Önceden oldukça tempolu bir iş hayatım olduğu için, mağazada tek başına müşteri beklemek zor oluyordu. Annem eski atölyesindeki müşterileri kaybetmemek için orada devam ediyor, ben ise yeni butiğin başında duruyordum. “Acaba hep böyle oturacak mıyım?”, “Herkes ne kadar az müşteri olduğunun farkında mı?” gibi sorular kafamı meşgul ediyordu. Oturup beklemek dışında bir şey yapmam gerektiğini fark ettim. Bu noktada, yine İzmir’e taşındıktan sonra kazandığım, Singapur Havayolları, Turna.com ve Gezievreni.com’un düzenlediği gezi yazısı yarışmasında Zanzibar seyahatim ile ilgili yazarak kazandığım gezi yazısı birincilik ödülü bana ışık tuttu. “İyi yazabiliyorsam, kelimelerimi de iyi kullanmalıyım” diye düşündüm. Pazarlama ve reklam bütçemiz sıfırdı. Ama benim sözlerim, iletişim becerim, annemin ise elleri ve sanatı vardı elimizde.

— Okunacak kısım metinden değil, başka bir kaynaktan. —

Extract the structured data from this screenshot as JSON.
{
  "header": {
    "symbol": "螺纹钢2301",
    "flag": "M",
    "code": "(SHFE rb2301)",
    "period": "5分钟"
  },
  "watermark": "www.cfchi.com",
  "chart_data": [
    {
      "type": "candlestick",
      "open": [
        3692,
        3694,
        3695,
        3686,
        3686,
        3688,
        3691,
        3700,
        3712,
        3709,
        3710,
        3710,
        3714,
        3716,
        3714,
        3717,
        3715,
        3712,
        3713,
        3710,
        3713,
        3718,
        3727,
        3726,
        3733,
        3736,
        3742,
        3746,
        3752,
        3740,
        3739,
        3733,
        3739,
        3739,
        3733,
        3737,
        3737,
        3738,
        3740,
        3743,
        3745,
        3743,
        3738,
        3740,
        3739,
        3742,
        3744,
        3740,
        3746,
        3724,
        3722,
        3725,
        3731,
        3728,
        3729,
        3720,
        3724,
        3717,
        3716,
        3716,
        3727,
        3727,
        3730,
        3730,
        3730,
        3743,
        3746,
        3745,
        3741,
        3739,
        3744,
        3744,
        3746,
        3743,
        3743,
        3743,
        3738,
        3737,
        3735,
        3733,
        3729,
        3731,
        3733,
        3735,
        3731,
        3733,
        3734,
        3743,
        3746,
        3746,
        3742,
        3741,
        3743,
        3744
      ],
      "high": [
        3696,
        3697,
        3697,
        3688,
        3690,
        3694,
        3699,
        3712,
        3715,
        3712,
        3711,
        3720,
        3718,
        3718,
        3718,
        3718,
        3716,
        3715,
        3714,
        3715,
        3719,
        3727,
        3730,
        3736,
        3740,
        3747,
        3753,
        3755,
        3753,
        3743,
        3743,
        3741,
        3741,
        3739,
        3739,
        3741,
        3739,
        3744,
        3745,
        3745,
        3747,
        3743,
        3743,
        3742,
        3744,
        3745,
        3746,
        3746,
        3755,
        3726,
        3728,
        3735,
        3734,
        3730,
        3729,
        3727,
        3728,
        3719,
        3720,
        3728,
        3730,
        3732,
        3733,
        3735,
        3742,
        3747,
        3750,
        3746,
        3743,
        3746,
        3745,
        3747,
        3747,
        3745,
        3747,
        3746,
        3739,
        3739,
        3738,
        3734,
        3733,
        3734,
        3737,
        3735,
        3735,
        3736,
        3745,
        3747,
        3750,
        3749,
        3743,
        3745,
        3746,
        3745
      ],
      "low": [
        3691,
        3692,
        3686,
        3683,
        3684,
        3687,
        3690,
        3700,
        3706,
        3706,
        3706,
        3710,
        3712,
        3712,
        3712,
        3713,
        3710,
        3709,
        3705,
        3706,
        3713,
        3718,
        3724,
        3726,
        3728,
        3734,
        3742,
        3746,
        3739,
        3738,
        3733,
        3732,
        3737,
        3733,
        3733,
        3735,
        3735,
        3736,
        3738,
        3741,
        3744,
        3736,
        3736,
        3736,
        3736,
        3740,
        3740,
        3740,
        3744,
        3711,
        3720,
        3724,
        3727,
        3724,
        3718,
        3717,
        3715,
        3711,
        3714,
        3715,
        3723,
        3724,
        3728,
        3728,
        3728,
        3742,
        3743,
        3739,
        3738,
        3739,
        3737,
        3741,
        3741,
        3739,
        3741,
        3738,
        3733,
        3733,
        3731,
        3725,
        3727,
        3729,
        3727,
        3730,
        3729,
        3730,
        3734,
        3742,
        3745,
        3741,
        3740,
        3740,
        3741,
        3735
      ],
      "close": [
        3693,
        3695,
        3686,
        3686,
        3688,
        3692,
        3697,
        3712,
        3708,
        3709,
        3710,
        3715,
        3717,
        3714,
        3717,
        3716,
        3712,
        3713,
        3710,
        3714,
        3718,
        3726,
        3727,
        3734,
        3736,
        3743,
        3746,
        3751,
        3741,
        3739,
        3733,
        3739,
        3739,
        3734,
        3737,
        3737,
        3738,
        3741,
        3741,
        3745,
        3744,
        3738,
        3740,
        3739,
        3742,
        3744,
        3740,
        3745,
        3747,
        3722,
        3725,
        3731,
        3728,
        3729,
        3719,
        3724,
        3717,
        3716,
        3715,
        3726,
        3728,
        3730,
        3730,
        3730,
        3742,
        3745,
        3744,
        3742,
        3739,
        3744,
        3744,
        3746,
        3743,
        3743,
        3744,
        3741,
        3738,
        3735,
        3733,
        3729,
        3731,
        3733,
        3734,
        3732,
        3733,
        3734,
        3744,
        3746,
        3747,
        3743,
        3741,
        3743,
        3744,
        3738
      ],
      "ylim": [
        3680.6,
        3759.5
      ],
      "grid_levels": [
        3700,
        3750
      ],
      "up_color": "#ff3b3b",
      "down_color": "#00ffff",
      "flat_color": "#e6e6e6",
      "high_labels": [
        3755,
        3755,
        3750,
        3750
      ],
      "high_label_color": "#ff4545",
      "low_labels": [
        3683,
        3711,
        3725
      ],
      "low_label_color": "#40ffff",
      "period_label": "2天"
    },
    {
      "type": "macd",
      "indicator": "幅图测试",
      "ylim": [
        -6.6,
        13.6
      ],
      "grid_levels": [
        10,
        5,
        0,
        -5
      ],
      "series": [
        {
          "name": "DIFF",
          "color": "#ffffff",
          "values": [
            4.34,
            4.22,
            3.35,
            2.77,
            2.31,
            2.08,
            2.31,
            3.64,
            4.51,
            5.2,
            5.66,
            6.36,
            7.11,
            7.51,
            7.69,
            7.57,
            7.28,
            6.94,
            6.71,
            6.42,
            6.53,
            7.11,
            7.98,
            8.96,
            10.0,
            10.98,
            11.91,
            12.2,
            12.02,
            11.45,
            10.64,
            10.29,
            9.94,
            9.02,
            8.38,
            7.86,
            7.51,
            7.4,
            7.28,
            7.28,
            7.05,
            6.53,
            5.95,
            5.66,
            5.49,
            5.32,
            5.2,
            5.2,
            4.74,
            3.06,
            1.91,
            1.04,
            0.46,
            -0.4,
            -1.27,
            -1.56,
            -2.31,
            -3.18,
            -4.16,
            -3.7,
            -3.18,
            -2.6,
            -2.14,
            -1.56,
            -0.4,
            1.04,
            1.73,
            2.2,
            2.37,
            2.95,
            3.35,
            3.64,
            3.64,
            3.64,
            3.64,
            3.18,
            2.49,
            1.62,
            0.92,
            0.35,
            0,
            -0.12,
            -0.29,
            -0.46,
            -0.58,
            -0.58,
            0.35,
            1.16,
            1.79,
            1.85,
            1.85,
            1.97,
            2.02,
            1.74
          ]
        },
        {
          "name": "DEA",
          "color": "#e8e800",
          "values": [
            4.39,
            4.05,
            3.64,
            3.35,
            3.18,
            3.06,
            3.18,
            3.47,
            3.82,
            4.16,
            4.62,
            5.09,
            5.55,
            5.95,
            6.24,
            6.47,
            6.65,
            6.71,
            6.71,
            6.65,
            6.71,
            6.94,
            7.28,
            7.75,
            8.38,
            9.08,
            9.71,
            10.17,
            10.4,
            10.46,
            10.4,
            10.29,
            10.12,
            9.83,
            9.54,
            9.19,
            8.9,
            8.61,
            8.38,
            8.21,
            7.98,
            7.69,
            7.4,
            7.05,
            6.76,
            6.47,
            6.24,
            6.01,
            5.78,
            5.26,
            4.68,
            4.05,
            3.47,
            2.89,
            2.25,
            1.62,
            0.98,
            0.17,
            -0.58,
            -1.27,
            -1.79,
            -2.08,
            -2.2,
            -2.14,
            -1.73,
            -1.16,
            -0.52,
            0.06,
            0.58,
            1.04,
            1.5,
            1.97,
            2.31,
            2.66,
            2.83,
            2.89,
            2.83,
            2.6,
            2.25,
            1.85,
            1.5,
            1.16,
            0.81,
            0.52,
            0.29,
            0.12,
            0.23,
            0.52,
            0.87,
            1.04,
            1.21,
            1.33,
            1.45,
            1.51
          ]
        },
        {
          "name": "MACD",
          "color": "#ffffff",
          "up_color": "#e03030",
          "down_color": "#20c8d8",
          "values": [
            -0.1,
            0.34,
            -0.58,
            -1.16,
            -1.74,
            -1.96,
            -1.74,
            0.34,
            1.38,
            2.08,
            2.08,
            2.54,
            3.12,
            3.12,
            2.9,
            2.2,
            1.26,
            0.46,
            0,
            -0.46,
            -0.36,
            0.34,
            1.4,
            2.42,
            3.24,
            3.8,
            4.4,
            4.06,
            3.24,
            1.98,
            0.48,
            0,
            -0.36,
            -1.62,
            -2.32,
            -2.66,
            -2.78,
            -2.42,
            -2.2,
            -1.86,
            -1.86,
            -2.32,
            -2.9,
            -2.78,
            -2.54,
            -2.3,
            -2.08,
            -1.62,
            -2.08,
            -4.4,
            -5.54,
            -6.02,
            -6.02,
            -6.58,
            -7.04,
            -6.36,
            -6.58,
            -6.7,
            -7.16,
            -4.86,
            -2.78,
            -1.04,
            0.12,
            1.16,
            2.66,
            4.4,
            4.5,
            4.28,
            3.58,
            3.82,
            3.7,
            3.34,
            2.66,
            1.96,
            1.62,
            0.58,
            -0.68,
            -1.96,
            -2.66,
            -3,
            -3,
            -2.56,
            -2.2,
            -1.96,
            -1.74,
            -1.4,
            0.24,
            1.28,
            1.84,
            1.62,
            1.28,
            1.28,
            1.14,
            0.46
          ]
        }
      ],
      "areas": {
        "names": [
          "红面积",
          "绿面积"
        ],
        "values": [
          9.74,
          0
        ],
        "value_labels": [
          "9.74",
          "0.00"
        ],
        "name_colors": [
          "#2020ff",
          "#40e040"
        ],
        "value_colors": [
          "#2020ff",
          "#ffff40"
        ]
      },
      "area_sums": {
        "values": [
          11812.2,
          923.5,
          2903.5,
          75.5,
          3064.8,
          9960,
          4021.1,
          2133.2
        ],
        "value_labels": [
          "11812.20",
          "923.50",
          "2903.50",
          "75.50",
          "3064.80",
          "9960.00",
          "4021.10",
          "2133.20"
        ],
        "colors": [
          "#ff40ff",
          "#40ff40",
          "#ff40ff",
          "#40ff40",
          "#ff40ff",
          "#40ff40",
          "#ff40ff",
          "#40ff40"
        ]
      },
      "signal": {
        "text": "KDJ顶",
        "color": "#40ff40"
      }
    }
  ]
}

Nasıl değişiklikler yaptınız?

Mağazaya girip çıkan müşterilerin “dikimleri annem yapıyor” dediğimde etkilendiklerini gördüm, annemin deneyimini öne çıkarmaya başladım. Hem özel dikimin daha çok dikkat çektiğini gördükten sonra, hem de hatalı dikilen üretimler sonucunda dışarıdan üretim yaptırmayı bıraktık. Müşterilerin ihtiyaçlarını dinledim, onların dilinden anlamaya çalıştım ve böylece müşteriye güven verdim. Bahar aylarında mezuniyetlerin yaklaşmasını fırsat olarak gördüm. El ilanları bastırdım, sabahları mağazayı açmadan lise ve ortaokulları sınıf sınıf dolaşıp ilan dağıttım. Mağaza evim, müşteriler misafirim oldu. Özel dikim yaptırmak isteyen müşteriler, kumaşlarını kendilerinin alacağını duyunca, çoğunlukla uğraşmak istemediklerini söylüyorlardı. Ben de istedikleri bütçe aralıklarını bu yönde seçebileceklerini söyledim ve müşterilere diledikleri özgürlükleri tanıdım.

Doğal davrandım, kurumsal değil. Kıyafet deneyen müşterilere “Çok canım çekti sizden görünce, ben de 1-2 bir şey deneyeceğim” de dedim, “İyi ki geldiniz, bugün İzmir çok sıcak, sokaklarda kimse yok, çok sıkılmıştım, müşteri gelse de muhabbet etsem diye bekliyordum” da dedim… Çevredeki mağazaları dolaşıp “Benim de mağazam var, siz de bana gelsenize!” demeye başladım. Müşteri yönlendiren mağazalara her seferinde bizzat gidip teşekkür ettim. Bir noktada sabah 08:00 gece 01:00 arasında çalışan annemi görüp kötü hissettikçe girdiğim psikolojiden sıyrıldım. Boncuk işlenecekse, malzeme alınacaksa, ölçü alınacaksa, “anne ben de yapabilirim” demeye başladım.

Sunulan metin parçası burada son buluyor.